Depending on the load on your current servers, one or two Altus 1U or 2U servers might be able to handle the load. You might also want to consider a blade platform like BladeRunner, which would provide similar CPU performance, but with lower power usage per system. You also gain some integrated management features, redundant power and networking options with BladeRunner.
What are the criteria for server consolidation in an IT shop?
Becker: When considering what services to consolidate, recognize that to maintain performance you will need as much memory in the new server as the sum of the servers it replaces. If your database has grown over time, you may also want to "upgrade" the amount of memory provided to that service.
Whenever you deploy a new server to replace an old one, be sure to thoroughly test the new server and configuration before putting it into production. Make backups of your production servers and services. Restore those backups onto your new servers and build a test network to verify that the new servers work correctly. Testing of the new configuration is the most important thing you can do to make the migration go smoothly.

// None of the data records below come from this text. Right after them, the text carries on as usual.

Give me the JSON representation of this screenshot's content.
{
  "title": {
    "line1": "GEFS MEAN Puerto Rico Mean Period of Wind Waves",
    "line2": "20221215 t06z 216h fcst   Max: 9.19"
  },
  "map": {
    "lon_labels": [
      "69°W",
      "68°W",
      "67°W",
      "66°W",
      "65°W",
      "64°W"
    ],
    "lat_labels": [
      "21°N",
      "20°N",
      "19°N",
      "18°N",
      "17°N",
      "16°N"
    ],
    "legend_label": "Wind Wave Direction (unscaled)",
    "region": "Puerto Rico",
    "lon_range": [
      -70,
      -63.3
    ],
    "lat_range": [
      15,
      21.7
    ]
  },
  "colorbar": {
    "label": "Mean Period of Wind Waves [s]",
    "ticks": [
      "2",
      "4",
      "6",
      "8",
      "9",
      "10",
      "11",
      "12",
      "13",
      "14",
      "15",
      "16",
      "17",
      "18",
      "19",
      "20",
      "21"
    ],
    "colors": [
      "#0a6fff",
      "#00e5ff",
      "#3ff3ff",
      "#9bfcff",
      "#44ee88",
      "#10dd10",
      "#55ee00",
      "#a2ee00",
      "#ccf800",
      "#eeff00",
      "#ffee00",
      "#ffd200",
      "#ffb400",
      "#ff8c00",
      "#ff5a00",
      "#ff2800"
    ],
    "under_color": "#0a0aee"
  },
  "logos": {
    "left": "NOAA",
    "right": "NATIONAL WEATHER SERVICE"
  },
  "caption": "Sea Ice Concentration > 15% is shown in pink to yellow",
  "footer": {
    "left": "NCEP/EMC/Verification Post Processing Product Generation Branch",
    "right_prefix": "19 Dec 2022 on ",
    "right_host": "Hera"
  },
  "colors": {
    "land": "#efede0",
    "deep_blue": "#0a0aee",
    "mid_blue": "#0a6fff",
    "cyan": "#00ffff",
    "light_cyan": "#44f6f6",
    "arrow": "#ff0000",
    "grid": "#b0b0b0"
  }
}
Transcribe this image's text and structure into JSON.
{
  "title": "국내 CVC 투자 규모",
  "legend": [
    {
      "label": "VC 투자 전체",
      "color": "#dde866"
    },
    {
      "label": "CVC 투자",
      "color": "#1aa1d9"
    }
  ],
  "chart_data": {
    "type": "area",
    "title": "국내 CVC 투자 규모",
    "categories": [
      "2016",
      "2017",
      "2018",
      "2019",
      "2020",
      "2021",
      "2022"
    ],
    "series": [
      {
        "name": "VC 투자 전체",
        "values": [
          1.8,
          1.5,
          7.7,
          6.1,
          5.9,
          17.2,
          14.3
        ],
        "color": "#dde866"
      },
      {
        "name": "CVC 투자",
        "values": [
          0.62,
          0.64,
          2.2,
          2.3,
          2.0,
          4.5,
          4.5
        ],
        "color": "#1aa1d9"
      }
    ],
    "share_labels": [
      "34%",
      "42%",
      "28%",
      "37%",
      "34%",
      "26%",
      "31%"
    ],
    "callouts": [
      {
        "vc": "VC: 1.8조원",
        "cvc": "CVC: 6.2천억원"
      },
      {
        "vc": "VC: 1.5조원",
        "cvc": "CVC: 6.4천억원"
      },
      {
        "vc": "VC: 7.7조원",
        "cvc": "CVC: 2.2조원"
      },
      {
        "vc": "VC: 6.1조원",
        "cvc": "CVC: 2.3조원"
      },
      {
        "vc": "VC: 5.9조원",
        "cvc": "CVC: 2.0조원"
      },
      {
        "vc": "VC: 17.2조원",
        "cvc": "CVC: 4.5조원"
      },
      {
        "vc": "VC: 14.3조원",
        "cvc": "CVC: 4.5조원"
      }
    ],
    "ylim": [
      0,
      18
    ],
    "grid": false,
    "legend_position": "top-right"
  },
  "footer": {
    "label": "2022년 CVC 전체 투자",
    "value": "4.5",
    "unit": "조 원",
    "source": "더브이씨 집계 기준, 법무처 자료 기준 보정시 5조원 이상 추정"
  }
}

After you complete your testing, you'll need to repeat the process to get a copy of the most recent data from your production servers during scheduled downtime for your changeover. Be sure to keep the old servers available for a couple of weeks or so in case you have to roll back the change due to some undiscovered fatal issue.
What is the Mosix approach to cluster architecture? What are the advantages and disadvantages to using it?
Becker: The Mosix system is based around "transparent process migration." Under Mosix, the operating system kernel identifies candidate processes to move to other cooperating machines. Likely processes are ones that are CPU intensive, without doing many system calls or I/O. The kernel migrates the process by making a copy of the process address space to the remote machine and continuing execution on the remote machine. When the process makes a system call, the parameters are passed by back to the original machine's kernel.
While it has the advantage of creating a unified processes space -- the user doesn't need to know if a process is local or remote to monitor and control it -- it can have considerable execution overhead, with normally fast system calls now requiring network transactions. The Mosix process enables migration of unmodified applications at any point during execution. However, because the remote process intimately depends on the originating machine, failure of either machine is fatal.
How can IT shops make their network boot servers more reliable?
Becker: Here are some basic tips for reducing your network boot server issues:
- Verify that the network isn't a source of problems. "Smart" Ethernet switches are more likely to cause problems than non-configurable switches. Likely problems are: Spanning Tree Protocol, which blocks broadcast traffic for 60 seconds after a link is enable to check for network loops.
- Broadcast packet rate limits, where the switch prevents broadcast packets "storms" from impacting other traffic. Some switches default to rates as low as only 16 packets per second.
- Watch out for duplex mismatches. Set network switches to autonegotiate, or leave at CSMA/CD "half duplex".
- Minimize the size of the image you serve over TFTP. This will reduce both the TFTP network traffic and the window of vulnerability.
- Avoid using multicast, except for service discovery.